Angesichts dieser Relationen fragt man sich, ob unser Anspruch, die Welt zu retten, nicht ein paar Nummern zu groß für uns ist? Kann man mit unseren Entwicklungsgeldern, selbst wenn man sie verdoppeln oder verdreifachen würde, tatsächlich weltweit den Klimawandel verhindern, erneuerbare Energien für jedes Dorf bereitstellen, Wohlstand mehren, Frauen emanzipieren, Kinderarbeit verhindern, Handwerk fördern und für Milliarden Menschen all das erreichen, was gut, schön und erstrebenswert ist?
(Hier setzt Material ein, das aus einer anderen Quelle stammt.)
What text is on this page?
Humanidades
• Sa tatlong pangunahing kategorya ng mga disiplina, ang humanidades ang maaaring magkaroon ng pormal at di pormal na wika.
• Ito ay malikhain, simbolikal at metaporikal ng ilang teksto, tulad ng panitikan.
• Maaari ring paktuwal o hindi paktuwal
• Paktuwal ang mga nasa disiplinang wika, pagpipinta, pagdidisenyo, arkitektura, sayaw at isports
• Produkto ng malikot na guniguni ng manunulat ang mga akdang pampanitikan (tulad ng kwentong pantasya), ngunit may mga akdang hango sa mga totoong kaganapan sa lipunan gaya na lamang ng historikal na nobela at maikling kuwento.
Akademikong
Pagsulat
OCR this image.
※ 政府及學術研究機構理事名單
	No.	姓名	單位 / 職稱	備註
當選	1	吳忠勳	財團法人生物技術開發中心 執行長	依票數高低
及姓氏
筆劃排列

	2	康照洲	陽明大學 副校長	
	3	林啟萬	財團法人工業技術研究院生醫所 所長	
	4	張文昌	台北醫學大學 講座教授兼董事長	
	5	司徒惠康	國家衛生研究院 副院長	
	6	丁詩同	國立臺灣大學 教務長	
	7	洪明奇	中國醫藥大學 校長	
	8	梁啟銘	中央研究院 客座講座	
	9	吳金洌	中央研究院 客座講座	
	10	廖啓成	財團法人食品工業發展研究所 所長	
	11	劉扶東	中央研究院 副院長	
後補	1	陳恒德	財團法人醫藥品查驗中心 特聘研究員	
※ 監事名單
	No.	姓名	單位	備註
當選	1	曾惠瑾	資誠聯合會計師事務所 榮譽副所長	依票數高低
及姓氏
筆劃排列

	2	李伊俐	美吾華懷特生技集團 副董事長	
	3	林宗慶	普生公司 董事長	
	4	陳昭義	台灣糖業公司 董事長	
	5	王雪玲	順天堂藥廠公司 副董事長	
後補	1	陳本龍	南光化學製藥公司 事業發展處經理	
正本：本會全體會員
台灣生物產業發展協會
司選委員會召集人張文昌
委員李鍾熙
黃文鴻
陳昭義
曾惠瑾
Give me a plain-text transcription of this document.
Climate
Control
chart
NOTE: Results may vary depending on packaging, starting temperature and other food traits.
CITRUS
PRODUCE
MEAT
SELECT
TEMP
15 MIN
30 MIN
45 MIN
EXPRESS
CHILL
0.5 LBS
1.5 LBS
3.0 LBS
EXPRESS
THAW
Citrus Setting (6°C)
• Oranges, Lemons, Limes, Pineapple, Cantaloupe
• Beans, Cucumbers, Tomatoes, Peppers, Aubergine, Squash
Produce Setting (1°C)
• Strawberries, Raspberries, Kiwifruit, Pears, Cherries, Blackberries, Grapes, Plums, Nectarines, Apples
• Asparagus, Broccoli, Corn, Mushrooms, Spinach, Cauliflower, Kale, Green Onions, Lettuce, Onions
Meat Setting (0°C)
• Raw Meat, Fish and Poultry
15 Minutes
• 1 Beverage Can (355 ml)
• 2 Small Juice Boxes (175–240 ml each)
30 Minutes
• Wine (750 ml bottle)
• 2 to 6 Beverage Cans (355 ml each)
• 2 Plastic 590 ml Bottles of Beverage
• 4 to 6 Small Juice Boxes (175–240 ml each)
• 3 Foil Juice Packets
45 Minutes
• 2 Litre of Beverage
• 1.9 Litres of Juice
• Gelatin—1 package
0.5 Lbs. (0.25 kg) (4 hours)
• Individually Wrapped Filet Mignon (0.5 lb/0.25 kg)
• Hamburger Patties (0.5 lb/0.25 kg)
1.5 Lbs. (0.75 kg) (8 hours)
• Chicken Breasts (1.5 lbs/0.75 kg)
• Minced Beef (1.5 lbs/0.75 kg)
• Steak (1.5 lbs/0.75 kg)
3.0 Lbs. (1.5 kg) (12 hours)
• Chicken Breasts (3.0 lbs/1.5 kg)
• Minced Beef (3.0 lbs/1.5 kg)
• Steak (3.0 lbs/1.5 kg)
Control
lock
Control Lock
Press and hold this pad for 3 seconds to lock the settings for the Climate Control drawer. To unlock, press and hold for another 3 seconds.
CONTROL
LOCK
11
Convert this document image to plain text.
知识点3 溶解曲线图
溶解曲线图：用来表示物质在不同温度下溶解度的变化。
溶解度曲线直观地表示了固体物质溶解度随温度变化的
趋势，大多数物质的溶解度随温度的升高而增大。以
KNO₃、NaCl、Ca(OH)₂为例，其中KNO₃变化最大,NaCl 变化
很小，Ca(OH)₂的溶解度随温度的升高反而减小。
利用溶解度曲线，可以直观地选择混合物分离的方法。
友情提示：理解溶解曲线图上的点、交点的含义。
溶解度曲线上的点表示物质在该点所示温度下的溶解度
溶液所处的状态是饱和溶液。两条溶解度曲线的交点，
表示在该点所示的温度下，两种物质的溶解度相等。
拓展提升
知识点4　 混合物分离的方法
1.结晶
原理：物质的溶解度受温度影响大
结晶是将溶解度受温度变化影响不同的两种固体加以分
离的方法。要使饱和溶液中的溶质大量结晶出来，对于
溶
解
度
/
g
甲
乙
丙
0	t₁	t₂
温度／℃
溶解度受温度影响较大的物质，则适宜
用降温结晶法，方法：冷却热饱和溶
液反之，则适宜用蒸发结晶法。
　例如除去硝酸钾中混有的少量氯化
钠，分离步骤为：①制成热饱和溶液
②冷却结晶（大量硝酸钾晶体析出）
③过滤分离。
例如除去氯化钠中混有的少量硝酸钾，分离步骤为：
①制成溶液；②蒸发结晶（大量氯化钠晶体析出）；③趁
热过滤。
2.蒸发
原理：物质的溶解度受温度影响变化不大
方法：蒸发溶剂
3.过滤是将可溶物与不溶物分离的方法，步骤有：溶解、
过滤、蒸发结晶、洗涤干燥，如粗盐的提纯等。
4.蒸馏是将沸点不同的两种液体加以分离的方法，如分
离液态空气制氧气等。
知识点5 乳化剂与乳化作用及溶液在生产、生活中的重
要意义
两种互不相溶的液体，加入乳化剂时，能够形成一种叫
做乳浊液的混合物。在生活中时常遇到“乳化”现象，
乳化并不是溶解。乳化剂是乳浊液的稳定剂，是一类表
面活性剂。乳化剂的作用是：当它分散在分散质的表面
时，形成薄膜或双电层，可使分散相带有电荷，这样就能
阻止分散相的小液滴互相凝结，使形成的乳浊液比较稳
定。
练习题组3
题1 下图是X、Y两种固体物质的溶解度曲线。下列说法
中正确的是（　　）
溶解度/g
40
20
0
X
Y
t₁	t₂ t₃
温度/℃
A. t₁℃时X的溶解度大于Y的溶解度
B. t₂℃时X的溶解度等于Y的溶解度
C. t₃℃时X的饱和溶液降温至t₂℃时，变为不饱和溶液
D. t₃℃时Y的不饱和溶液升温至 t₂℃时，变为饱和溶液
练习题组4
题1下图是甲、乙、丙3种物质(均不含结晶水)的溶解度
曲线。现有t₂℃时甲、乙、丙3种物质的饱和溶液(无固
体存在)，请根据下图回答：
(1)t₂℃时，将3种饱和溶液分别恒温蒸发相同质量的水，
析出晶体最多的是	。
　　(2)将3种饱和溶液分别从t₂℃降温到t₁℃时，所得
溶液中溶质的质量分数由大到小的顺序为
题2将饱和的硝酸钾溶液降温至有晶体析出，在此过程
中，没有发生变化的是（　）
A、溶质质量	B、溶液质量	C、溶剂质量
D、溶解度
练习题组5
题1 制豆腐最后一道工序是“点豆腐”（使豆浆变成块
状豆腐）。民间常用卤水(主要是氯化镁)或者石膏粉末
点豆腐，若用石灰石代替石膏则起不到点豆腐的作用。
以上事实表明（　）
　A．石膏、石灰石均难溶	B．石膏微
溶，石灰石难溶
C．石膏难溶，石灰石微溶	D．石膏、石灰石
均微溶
Sollten wir hier nicht etwas bescheidener  oder besser realistischer sein?

Dabei sollte man sich an den Satz des kenianischen Ökonomen James Shikwati erinnern: „Wer Afrika wirklich helfen will, darf das nicht mit Geld tun.“ Acemoglu/Robinson (Warum Nationen scheitern) kommen zu dem sicherlich nicht verwunderlichen Ergebnis, dass Entwicklung nur mit inklusiven Strukturen und nicht in einem Umfeld von Korruption und Vetternwirtschaft möglich ist. Die Forderung nach inklusiven Strukturen bezieht nicht nur auf die oberste Politikebene, sondern vor allem auf Rechtssicherheit, Eigentum, freie Märkte ohne vom Wettbewerb abgeschirmte Monopole der Oberschichten und alles in allem vor allem darauf, dass den arbeitenden wie auch unternehmerisch tätigen Menschen auch die Früchte ihrer Anstrengungen zugutekommen. Wer die Machtverhältnisse besonders Afrikas kennt, der weiß, dass so etwas keine Aufgabe ist, die so einfach mit dem Motto „Fluchtursachen beseitigen“ schnell zu erledigen ist. Leider wird Entwicklungspolitik aber vom Westen wie auch neuerdings von China als Instrument  benutzt, politischen und wirtschaftlichen Einfluss auszuüben und weniger, um der Bevölkerung in diesen Ländern wirklich nachhaltig zu helfen. So lange das so ist und so lange immer wieder Ausreden gefunden werden, warum man korrupte Regimes unterstützen soll, vom Klimawandel bis hin zum Einfluss des IS, werden die Entwicklungsbemühungen allenfalls im Mikrobereich Erfolge aufzeigen. Diese Erfolge werden aber allein schon durch das immense Bevölkerungswachstum aufgezehrt werden, das im übrigen eher eine Fluchtursache darstellt als der Klimawandel. Angesichts der relativ geringen Bedeutung der Entwicklungsgelder und den hohen Geldströmen für Rohstoffe und sogar aus Migrantenüberweisungen ist es aber wenig hilfreich, nur mit dem Finger auf den Westen zu zeigen. Hier hat der französische Präsident Macron einen sehr wertvollen Anfang gemacht, indem er die Verantwortlichkeit dort sucht, wo sie primär hingehört: Zu den Regierungen und den Eliten der Entwicklungsländer.